Amounts due from brokers represent balances with brokers where the combination of cash held on account and the valuation of financial derivative open positions results in an amount due to the Group. In addition to amounts due from brokers, the Group posts UK Government Securities as collateral with brokers to partly meet margin requirements of which GBP51.8 million (31 May 2019: GBP81.6 million) are held in custody accounts and GBP88.7 million (31 May 2019: GBP59.2 million) is considered as full title transferred held in non-custody accounts. These are classified as financial investments.

Own funds in client money represents the Group's own cash held in segregated client funds, in accordance with the UK's Financial Conduct Authority (FCA) 'CASS' rules and similar rules of other regulators in whose jurisdiction the Group operates and includes GBP16.5 million (31 May 2019: GBP13.5 million ) to be transferred to the Group on the following business day.

Amounts due from clients arise when a client's total funds deposited with the Group are insufficient to cover any trading losses incurred or when a client utilises a trading credit limit, and is stated net of an allowance for impairment.

Other assets

Other assets are cryptocurrencies and rights to cryptocurrencies, which are owned and controlled by the Group for the purpose of hedging the Group's exposure to clients' cryptocurrency trading positions.

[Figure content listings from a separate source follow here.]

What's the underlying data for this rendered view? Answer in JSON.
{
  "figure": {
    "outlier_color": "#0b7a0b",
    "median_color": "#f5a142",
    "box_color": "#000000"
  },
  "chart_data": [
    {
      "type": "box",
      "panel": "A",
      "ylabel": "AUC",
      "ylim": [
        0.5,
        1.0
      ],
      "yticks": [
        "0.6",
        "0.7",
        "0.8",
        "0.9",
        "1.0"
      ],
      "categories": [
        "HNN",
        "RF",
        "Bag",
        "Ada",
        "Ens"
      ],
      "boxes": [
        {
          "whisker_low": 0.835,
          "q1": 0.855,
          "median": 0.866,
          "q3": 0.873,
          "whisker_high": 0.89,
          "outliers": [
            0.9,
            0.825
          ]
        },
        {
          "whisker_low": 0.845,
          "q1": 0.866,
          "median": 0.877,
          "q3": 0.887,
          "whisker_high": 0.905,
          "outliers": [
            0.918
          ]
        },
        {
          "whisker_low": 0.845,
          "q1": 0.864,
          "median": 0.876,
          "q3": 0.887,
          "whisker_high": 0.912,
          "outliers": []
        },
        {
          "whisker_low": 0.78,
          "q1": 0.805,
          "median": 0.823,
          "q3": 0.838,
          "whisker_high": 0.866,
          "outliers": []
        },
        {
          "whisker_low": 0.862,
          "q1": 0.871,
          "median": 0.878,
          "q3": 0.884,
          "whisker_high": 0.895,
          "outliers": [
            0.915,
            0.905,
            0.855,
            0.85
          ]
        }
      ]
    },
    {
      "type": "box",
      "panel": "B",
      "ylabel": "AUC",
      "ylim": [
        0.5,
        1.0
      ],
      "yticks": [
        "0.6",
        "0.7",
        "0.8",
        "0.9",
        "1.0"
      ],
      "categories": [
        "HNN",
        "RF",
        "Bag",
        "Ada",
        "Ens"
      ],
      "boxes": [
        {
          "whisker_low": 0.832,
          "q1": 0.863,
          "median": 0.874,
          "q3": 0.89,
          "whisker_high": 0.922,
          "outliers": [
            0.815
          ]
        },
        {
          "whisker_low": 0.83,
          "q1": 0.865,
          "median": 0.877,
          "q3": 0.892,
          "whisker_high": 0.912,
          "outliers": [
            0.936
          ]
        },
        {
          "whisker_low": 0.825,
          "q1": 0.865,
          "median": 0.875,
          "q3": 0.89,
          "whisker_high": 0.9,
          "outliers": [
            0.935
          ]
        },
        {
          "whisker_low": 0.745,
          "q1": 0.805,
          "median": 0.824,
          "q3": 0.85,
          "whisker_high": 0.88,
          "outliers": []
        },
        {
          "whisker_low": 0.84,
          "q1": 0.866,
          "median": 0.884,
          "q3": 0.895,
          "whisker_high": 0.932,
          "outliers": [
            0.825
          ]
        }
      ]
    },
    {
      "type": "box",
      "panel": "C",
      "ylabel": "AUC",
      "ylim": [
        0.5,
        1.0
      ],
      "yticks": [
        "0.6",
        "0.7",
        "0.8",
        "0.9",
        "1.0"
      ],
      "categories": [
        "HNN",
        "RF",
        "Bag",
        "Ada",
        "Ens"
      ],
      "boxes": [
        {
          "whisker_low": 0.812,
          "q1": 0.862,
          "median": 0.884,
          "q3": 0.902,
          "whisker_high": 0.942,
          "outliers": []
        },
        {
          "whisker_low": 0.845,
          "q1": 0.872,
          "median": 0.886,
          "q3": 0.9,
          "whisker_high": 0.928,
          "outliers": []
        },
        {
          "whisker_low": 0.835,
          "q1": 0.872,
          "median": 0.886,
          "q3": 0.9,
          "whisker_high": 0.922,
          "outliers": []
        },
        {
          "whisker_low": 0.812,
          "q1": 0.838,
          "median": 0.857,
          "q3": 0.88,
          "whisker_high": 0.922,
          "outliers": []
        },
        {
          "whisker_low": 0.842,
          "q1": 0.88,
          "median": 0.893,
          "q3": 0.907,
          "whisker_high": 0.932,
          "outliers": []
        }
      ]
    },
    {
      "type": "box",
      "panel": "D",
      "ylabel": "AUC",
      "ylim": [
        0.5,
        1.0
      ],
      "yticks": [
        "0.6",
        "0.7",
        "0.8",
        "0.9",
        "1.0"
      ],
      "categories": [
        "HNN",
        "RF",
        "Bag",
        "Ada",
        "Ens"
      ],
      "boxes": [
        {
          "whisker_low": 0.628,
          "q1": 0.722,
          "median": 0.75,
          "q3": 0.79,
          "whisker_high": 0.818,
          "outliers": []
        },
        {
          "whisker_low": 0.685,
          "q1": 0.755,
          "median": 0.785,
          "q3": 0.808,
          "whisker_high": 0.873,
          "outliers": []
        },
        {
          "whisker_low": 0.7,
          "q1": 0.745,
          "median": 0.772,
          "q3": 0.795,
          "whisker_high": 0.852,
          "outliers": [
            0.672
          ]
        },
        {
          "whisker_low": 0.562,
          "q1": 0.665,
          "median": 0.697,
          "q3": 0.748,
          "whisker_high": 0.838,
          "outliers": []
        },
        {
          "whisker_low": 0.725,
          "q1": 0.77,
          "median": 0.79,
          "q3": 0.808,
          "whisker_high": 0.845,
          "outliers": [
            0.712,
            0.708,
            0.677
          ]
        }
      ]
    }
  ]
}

Following the adoption of IFRS 16 Leases from 1 June 2019, the Group now recognises a lease liability on the balance sheet to represent its obligation to make lease payments.

Trade payables

Client funds comprise title transfer funds and client deposits with the Group's Swiss banking subsidiary. These amounts are included within cash and cash equivalents. Client funds also includes financial liabilities relating to issued turbo warrants.

Amounts due to clients represent balances that will be transferred from the Group's own cash into segregated client funds on the following business day in accordance with the UK's Financial Conduct Authority (FCA) 'CASS' rules and similar rules of other regulators in whose jurisdiction the Group operates.

Other reserves

In the year ended 31 May 2009, the Group carried out a share placement of 27,864,407 shares at a placing price of GBP2.95 per share, raising GBP82.2 million. After deducting GBP1.2m transaction costs, GBP81.0 million was recognised as Share Premium.

This placing was facilitated through IG Jersey Cashbox Limited, a Jersey incorporated company which has since been liquidated. The Group has now determined that the transaction qualified for merger relief under s612 Companies Act 2006. As a result, GBP81.0 million has now been reclassified to Other Reserves from Share Premium, reflecting the merger relief treatment.